Syracuse and Geddes Railway

Overview
- Headquarters: Syracuse, New York
- Locale: Syracuse, New York, U.S.
- Dates of operation: 1863–1890
- Successor: Syracuse Consolidated Street Railway

Technical
- Track gauge: 4 ft 8+1⁄2 in (1,435 mm) standard gauge

= Syracuse and Geddes Railway =

The Syracuse and Geddes Railway, a horse-drawn street trolley in Syracuse, New York, was chartered on July 10, 1863. The line ran from Syracuse to Geddes, a suburb. The route ran from Salina Street and Fayette Street to Hemlock, Bridge and Furnace Street (now Wilbur Avenue).

The company merged with Syracuse Consolidated Street Railway in 1890, after an agreement was made that allowed the new company to lease the lines.

==History==
In early 1863, Alfred Hovey, Edward B. Wicks, William D. Stewart, John V. Barker, D. P. Wood, A. C. Powell, D. Bookstaver, and G. P. Kenyon were authorized by the city of Syracuse to lay tracks for a street railway from Salina Street and Fayette Street in Downtown Syracuse to Hemlock, Bridge and Furnace Street (now Wilbur Avenue) but at that time part of Geddes.

The company was organized on May 4, 1863, with funded debt of $25,000 and construction and equipment bonds due on December 1, 1898. Total capital stock was $50,000. Construction began at once.

In 1875, the route commenced at the corner of South Salina Street and Fayette Street and terminated in the village of Geddes. The business office was located at 2 New Savings Bank Building in Downtown Syracuse.

===Operations===

The business offices were initially in Geddes but by 1879, the company offices were relocated to No. 1 Onondaga County Savings Bank Building.

By 1890, the company employed both 30 and 47 pound rail and had 13 rail cars and 35 horses.

===Company management===
Officers of the company in 1875 included; R. N Gere, president; Charles Tallman, vice-president; R. A. Bonta, secretary and treasurer; and William J. Hart, superintendent.

By 1894, the directors of the company were Daniel P. Wood, Peter Burns, Charles Andrews, George A. Kennedy, Charles T. Redfield, Jonathan G. Wynkoop, George C. Gere, Isaac R. Pharis, Charles E. Hubbell, T. W. Meachem, all of Syracuse. R. N. Gere was president and R. A. Bonta was secretary and treasurer of the company. William J. Hart was the superintendent.

===Financial===

Annual meetings were held on the second Monday in January.

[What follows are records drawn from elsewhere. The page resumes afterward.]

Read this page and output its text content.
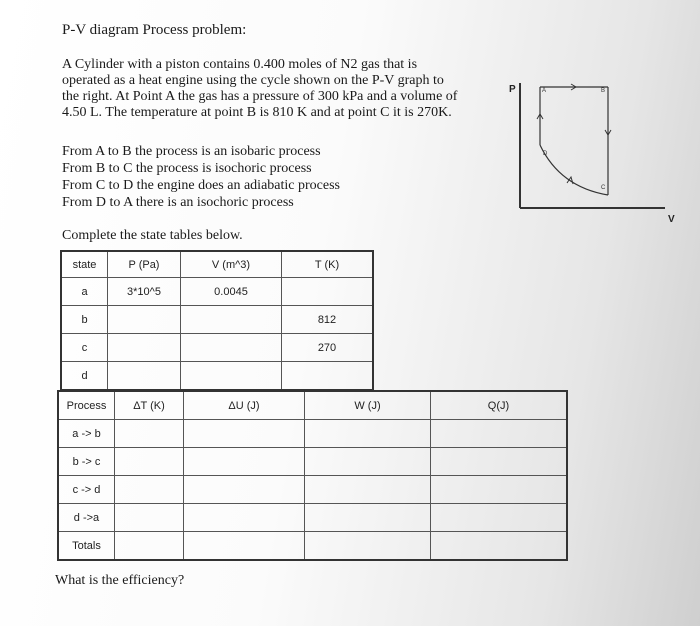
P-V diagram Process problem:
A Cylinder with a piston contains 0.400 moles of N2 gas that is
operated as a heat engine using the cycle shown on the P-V graph to
the right. At Point A the gas has a pressure of 300 kPa and a volume of
4.50 L. The temperature at point B is 810 K and at point C it is 270K.
From A to B the process is an isobaric process
From B to C the process is isochoric process
From C to D the engine does an adiabatic process
From D to A there is an isochoric process
Complete the state tables below.
state	P (Pa)	V (m^3)	T (K)
a	3*10^5	0.0045	
b			812
c			270
d			
Process	ΔT (K)	ΔU (J)	W (J)	Q(J)
a -> b				
b -> c				
c -> d				
d ->a				
Totals				
What is the efficiency?
P
V
A	B
C
D
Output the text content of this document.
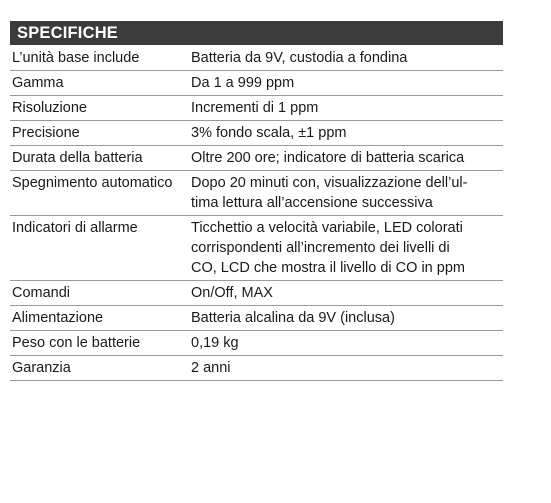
SPECIFICHE
L’unità base include	Batteria da 9V, custodia a fondina
Gamma	Da 1 a 999 ppm
Risoluzione	Incrementi di 1 ppm
Precisione	3% fondo scala, ±1 ppm
Durata della batteria	Oltre 200 ore; indicatore di batteria scarica
Spegnimento automatico	Dopo 20 minuti con, visualizzazione dell’ul-
tima lettura all’accensione successiva
Indicatori di allarme	Ticchettio a velocità variabile, LED colorati
corrispondenti all’incremento dei livelli di
CO, LCD che mostra il livello di CO in ppm
Comandi	On/Off, MAX
Alimentazione	Batteria alcalina da 9V (inclusa)
Peso con le batterie	0,19 kg
Garanzia	2 anni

===Syracuse consolidated lease agreement===

The Syracuse Consolidated Street Railway was chartered in 1890 in Syracuse and by July 1, 1890, the new company leased, in perpetuity, several street railroads in the city including the Syracuse and Geddes Railway as well as the Third Ward Railway, Fourth Ward Railroad, Fifth Ward Railroad, Seventh Ward Railroad, Eleventh Ward Railroad, Genesee and Water Street Railroad, Woodlawn and Butternut Street Railway and New Brighton and Onondaga Valley Railroad. The rail ran a total distance of 24 mi and had branches every 3 mi. At that time, the Syracuse and Geddes Railway ceased to exist.

Syracuse Consolidated Street Railway filed for bankruptcy in 1893 and merged with the Syracuse Rapid Transit Railway Company in May 1896.